You are viewing a plain text version of this content. The canonical link for it is here.
Posted to dev@oozie.apache.org by "Mona Chitnis (JIRA)" <ji...@apache.org> on 2014/07/16 21:18:08 UTC

[jira] [Created] (OOZIE-1938) Fork-join job does not execute join node sometimes during HA failover

Mona Chitnis created OOZIE-1938:
-----------------------------------

             Summary: Fork-join job does not execute join node sometimes during HA failover
                 Key: OOZIE-1938
                 URL: https://issues.apache.org/jira/browse/OOZIE-1938
             Project: Oozie
          Issue Type: Bug
          Components: HA
    Affects Versions: trunk
            Reporter: Mona Chitnis
             Fix For: trunk


Reported by Michelle Chiang (Yahoo Oozie QE)

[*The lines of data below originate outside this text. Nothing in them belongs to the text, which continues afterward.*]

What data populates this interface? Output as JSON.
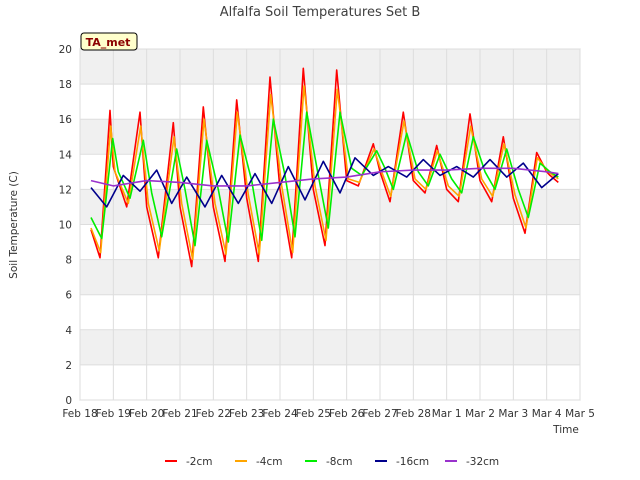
{
  "chart_data": {
    "type": "line",
    "title": "Alfalfa Soil Temperatures Set B",
    "xlabel": "Time",
    "ylabel": "Soil Temperature (C)",
    "badge": "TA_met",
    "ylim": [
      0,
      20
    ],
    "yticks": [
      0,
      2,
      4,
      6,
      8,
      10,
      12,
      14,
      16,
      18,
      20
    ],
    "xlim": [
      0,
      15
    ],
    "xticks": [
      {
        "pos": 0,
        "label": "Feb 18"
      },
      {
        "pos": 1,
        "label": "Feb 19"
      },
      {
        "pos": 2,
        "label": "Feb 20"
      },
      {
        "pos": 3,
        "label": "Feb 21"
      },
      {
        "pos": 4,
        "label": "Feb 22"
      },
      {
        "pos": 5,
        "label": "Feb 23"
      },
      {
        "pos": 6,
        "label": "Feb 24"
      },
      {
        "pos": 7,
        "label": "Feb 25"
      },
      {
        "pos": 8,
        "label": "Feb 26"
      },
      {
        "pos": 9,
        "label": "Feb 27"
      },
      {
        "pos": 10,
        "label": "Feb 28"
      },
      {
        "pos": 11,
        "label": "Mar 1"
      },
      {
        "pos": 12,
        "label": "Mar 2"
      },
      {
        "pos": 13,
        "label": "Mar 3"
      },
      {
        "pos": 14,
        "label": "Mar 4"
      },
      {
        "pos": 15,
        "label": "Mar 5"
      }
    ],
    "grid": true,
    "legend_position": "bottom",
    "series": [
      {
        "name": "-2cm",
        "color": "#ff0000",
        "x": [
          0.33,
          0.6,
          0.9,
          1.0,
          1.4,
          1.8,
          2.0,
          2.35,
          2.8,
          3.0,
          3.35,
          3.7,
          4.0,
          4.35,
          4.7,
          5.0,
          5.35,
          5.7,
          6.0,
          6.35,
          6.7,
          7.0,
          7.35,
          7.7,
          8.0,
          8.35,
          8.8,
          9.0,
          9.3,
          9.7,
          10.0,
          10.35,
          10.7,
          11.0,
          11.35,
          11.7,
          12.0,
          12.35,
          12.7,
          13.0,
          13.35,
          13.7,
          14.0,
          14.1,
          14.35
        ],
        "y": [
          9.7,
          8.1,
          16.5,
          13.3,
          11.0,
          16.4,
          11.0,
          8.1,
          15.8,
          11.0,
          7.6,
          16.7,
          11.0,
          7.9,
          17.1,
          11.5,
          7.9,
          18.4,
          12.0,
          8.1,
          18.9,
          12.0,
          8.8,
          18.8,
          12.5,
          12.2,
          14.6,
          13.0,
          11.3,
          16.4,
          12.5,
          11.8,
          14.5,
          12.0,
          11.3,
          16.3,
          12.5,
          11.3,
          15.0,
          11.5,
          9.5,
          14.1,
          13.0,
          12.8,
          12.4
        ]
      },
      {
        "name": "-4cm",
        "color": "#ffa500",
        "x": [
          0.33,
          0.62,
          0.92,
          1.05,
          1.45,
          1.82,
          2.05,
          2.38,
          2.82,
          3.05,
          3.38,
          3.72,
          4.05,
          4.38,
          4.72,
          5.05,
          5.38,
          5.72,
          6.05,
          6.38,
          6.72,
          7.05,
          7.38,
          7.72,
          8.05,
          8.38,
          8.82,
          9.05,
          9.32,
          9.72,
          10.05,
          10.38,
          10.72,
          11.05,
          11.38,
          11.72,
          12.05,
          12.38,
          12.72,
          13.05,
          13.38,
          13.72,
          14.05,
          14.35
        ],
        "y": [
          9.8,
          8.4,
          15.6,
          13.0,
          11.2,
          15.6,
          11.2,
          8.5,
          15.0,
          11.2,
          8.0,
          16.0,
          11.2,
          8.3,
          16.4,
          11.7,
          8.3,
          17.4,
          12.2,
          8.4,
          17.9,
          12.2,
          9.1,
          17.7,
          12.6,
          12.4,
          14.3,
          13.0,
          11.6,
          15.9,
          12.6,
          12.0,
          14.2,
          12.2,
          11.6,
          15.6,
          12.6,
          11.6,
          14.6,
          11.7,
          9.8,
          13.8,
          13.0,
          12.6
        ]
      },
      {
        "name": "-8cm",
        "color": "#00ee00",
        "x": [
          0.33,
          0.65,
          0.98,
          1.15,
          1.5,
          1.9,
          2.15,
          2.45,
          2.9,
          3.15,
          3.45,
          3.8,
          4.15,
          4.45,
          4.8,
          5.15,
          5.45,
          5.8,
          6.15,
          6.45,
          6.8,
          7.15,
          7.45,
          7.8,
          8.15,
          8.45,
          8.9,
          9.15,
          9.4,
          9.8,
          10.15,
          10.45,
          10.8,
          11.15,
          11.45,
          11.8,
          12.15,
          12.45,
          12.8,
          13.15,
          13.45,
          13.8,
          14.1,
          14.35
        ],
        "y": [
          10.4,
          9.2,
          14.9,
          13.0,
          11.5,
          14.8,
          11.8,
          9.3,
          14.3,
          12.0,
          8.8,
          14.8,
          12.0,
          9.0,
          15.1,
          12.5,
          9.1,
          16.0,
          12.8,
          9.3,
          16.4,
          12.8,
          9.8,
          16.4,
          13.2,
          12.8,
          14.2,
          13.2,
          12.0,
          15.2,
          13.0,
          12.2,
          14.0,
          12.6,
          11.8,
          15.0,
          13.0,
          12.0,
          14.3,
          12.0,
          10.4,
          13.5,
          13.0,
          12.7
        ]
      },
      {
        "name": "-16cm",
        "color": "#00008b",
        "x": [
          0.33,
          0.8,
          1.3,
          1.8,
          2.3,
          2.75,
          3.2,
          3.75,
          4.25,
          4.75,
          5.25,
          5.75,
          6.25,
          6.75,
          7.3,
          7.8,
          8.25,
          8.8,
          9.25,
          9.8,
          10.3,
          10.8,
          11.3,
          11.8,
          12.3,
          12.8,
          13.3,
          13.85,
          14.35
        ],
        "y": [
          12.1,
          11.0,
          12.8,
          11.9,
          13.1,
          11.2,
          12.7,
          11.0,
          12.8,
          11.2,
          12.9,
          11.2,
          13.3,
          11.4,
          13.6,
          11.8,
          13.8,
          12.8,
          13.3,
          12.7,
          13.7,
          12.8,
          13.3,
          12.7,
          13.7,
          12.7,
          13.5,
          12.1,
          12.9
        ]
      },
      {
        "name": "-32cm",
        "color": "#9932cc",
        "x": [
          0.33,
          1.0,
          2.0,
          3.0,
          4.0,
          5.0,
          6.0,
          7.0,
          8.0,
          9.0,
          10.0,
          11.0,
          12.0,
          13.0,
          14.0,
          14.35
        ],
        "y": [
          12.5,
          12.2,
          12.5,
          12.4,
          12.2,
          12.2,
          12.4,
          12.6,
          12.7,
          13.0,
          13.1,
          13.1,
          13.2,
          13.2,
          13.0,
          12.9
        ]
      }
    ]
  }
}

Scenario: (2 Oozie HA servers)
21:38:56 submit job at oozie client
21:41:42 shut down server1
21:46:52 shut down server2
21:47:30 start server1
22:15:05 start server2

the last fork path end time is 21:52:53.
22:36:48 the job is still RUNNING, not moving to join node.

Digging into the logs, the locking part seems to work fine with forked action processing distributed amongst the two servers when both running or when one of them is down. The issue seems to be why even RecoveryService fails to pick up the job after all the forks had completed



--
This message was sent by Atlassian JIRA
(v6.2#6252)